1: liquid feed pump 2: hollow fiber membrane 3: external pressure water permeability measuring jig 4: inlet side pressure gauge 5: outlet side pressure gauge 6: two-way valve 7: injection needle 8: cap 9: saucer 10: air flow Inlet 11: Regulator 12: Booster tank 13: Speed controller 14: Pressure sensor 15: Hollow fiber membrane module 16: Glass container 17: 2-propanol solution 18: Digital pressure indicator 19: Two-way valve 20: Stirring motor 21: Pressurized gas inlet 22: Container 23: Metering pump 24: Internal liquid inlet 25: Double tubular nozzle for producing hollow fiber (spinner)
26: Coagulation bath 27: Polyamide hollow fiber membrane 28: Constant speed take-up machine 29: Bobbin winder 30: Pure water shower

Claims (5)

A polyamide hollow fiber membrane formed of a polyamide resin,
In the bubble point test in which air pressure was applied in 2-propanol, the initial bubble point was 0.60 MPa or more and the burst bubble point was 0.65 MPa or more and 0.85 MPa or less ,
The external pressure water permeability using pure water at 25 ° C. is 240 L / (m ² · atm · h) or more.

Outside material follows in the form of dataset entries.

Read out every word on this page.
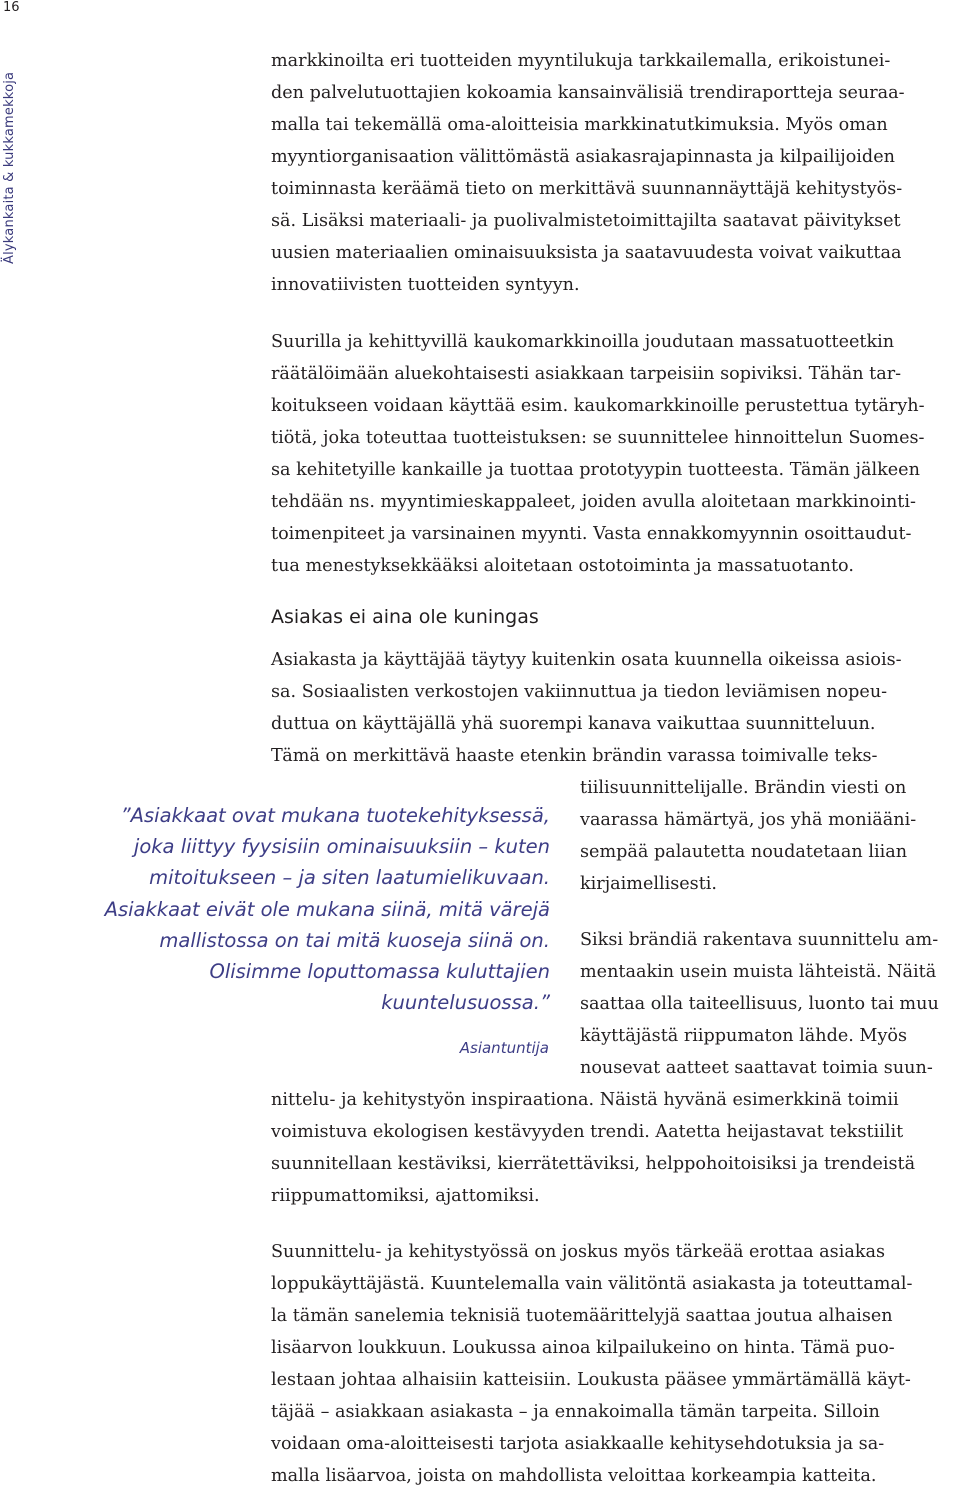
16
Älykankaita & kukkamekkoja

markkinoilta eri tuotteiden myyntilukuja tarkkailemalla, erikoistunei-

den palvelutuottajien kokoamia kansainvälisiä trendiraportteja seuraa-

malla tai tekemällä oma-aloitteisia markkinatutkimuksia. Myös oman

myyntiorganisaation välittömästä asiakasrajapinnasta ja kilpailijoiden

toiminnasta keräämä tieto on merkittävä suunnannäyttäjä kehitystyös-

sä. Lisäksi materiaali- ja puolivalmistetoimittajilta saatavat päivitykset

uusien materiaalien ominaisuuksista ja saatavuudesta voivat vaikuttaa

innovatiivisten tuotteiden syntyyn.

Suurilla ja kehittyvillä kaukomarkkinoilla joudutaan massatuotteetkin

räätälöimään aluekohtaisesti asiakkaan tarpeisiin sopiviksi. Tähän tar-

koitukseen voidaan käyttää esim. kaukomarkkinoille perustettua tytäryh-

tiötä, joka toteuttaa tuotteistuksen: se suunnittelee hinnoittelun Suomes-

sa kehitetyille kankaille ja tuottaa prototyypin tuotteesta. Tämän jälkeen

tehdään ns. myyntimieskappaleet, joiden avulla aloitetaan markkinointi-

toimenpiteet ja varsinainen myynti. Vasta ennakkomyynnin osoittaudut-

tua menestyksekkääksi aloitetaan ostotoiminta ja massatuotanto.

Asiakas ei aina ole kuningas

Asiakasta ja käyttäjää täytyy kuitenkin osata kuunnella oikeissa asiois-

sa. Sosiaalisten verkostojen vakiinnuttua ja tiedon leviämisen nopeu-

duttua on käyttäjällä yhä suorempi kanava vaikuttaa suunnitteluun.

Tämä on merkittävä haaste etenkin brändin varassa toimivalle teks-

tiilisuunnittelijalle. Brändin viesti on

vaarassa hämärtyä, jos yhä moniääni-

sempää palautetta noudatetaan liian

kirjaimellisesti.

Siksi brändiä rakentava suunnittelu am-

mentaakin usein muista lähteistä. Näitä

saattaa olla taiteellisuus, luonto tai muu

käyttäjästä riippumaton lähde. Myös

nousevat aatteet saattavat toimia suun-

nittelu- ja kehitystyön inspiraationa. Näistä hyvänä esimerkkinä toimii

voimistuva ekologisen kestävyyden trendi. Aatetta heijastavat tekstiilit

suunnitellaan kestäviksi, kierrätettäviksi, helppohoitoisiksi ja trendeistä

riippumattomiksi, ajattomiksi.

Suunnittelu- ja kehitystyössä on joskus myös tärkeää erottaa asiakas

loppukäyttäjästä. Kuuntelemalla vain välitöntä asiakasta ja toteuttamal-

la tämän sanelemia teknisiä tuotemäärittelyjä saattaa joutua alhaisen

lisäarvon loukkuun. Loukussa ainoa kilpailukeino on hinta. Tämä puo-

lestaan johtaa alhaisiin katteisiin. Loukusta pääsee ymmärtämällä käyt-

täjää – asiakkaan asiakasta – ja ennakoimalla tämän tarpeita. Silloin

voidaan oma-aloitteisesti tarjota asiakkaalle kehitysehdotuksia ja sa-

malla lisäarvoa, joista on mahdollista veloittaa korkeampia katteita.

”Asiakkaat ovat mukana tuotekehityksessä,
joka liittyy fyysisiin ominaisuuksiin – kuten
mitoitukseen – ja siten laatumielikuvaan.
Asiakkaat eivät ole mukana siinä, mitä värejä
mallistossa on tai mitä kuoseja siinä on.
Olisimme loputtomassa kuluttajien
kuuntelusuossa.”
Asiantuntija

Polyamide hollow fiber membrane.   The polyamide hollow fiber membrane according to claim 1, having a tensile strength of 10.0 MPa or more and a tensile elongation of 150% or more at a temperature of 25 ° C and a humidity of 60%.   The polyamide hollow fiber according to claim 1 or 2, wherein the polyamide resin is at least one selected from the group consisting of polyamide 6, polyamide 66, polyamide 46, polyamide 610, polyamide 11, polyamide 12, and polyamide MXD6. film.   A hollow fiber membrane module in which the polyamide hollow fiber membrane according to any one of claims 1 to 3 is accommodated in a module case. A process for producing a polyamide hollow fiber membrane comprising the following first to third steps:
A first step of preparing a film-forming stock solution in which a polyamide resin is dissolved in an organic solvent having a boiling point of 150 ° C. or higher and not compatible with the polyamide resin at a temperature of less than 100 ° C. at a concentration of 20 to 30% by mass ;
A double tubular nozzle for producing a hollow fiber having a double tube structure is used, and the membrane forming stock solution is discharged from an outer annular nozzle and selected from the group consisting of diglycerin and polyethylene glycol 200 / polyethylene glycol 400 from the inner nozzle. A second step of discharging the internal liquid containing at least one kind and immersing it in a coagulation bath to form a hollow fiber membrane; and a step of removing the organic solvent from the hollow fiber membrane formed in the second step. 3 steps.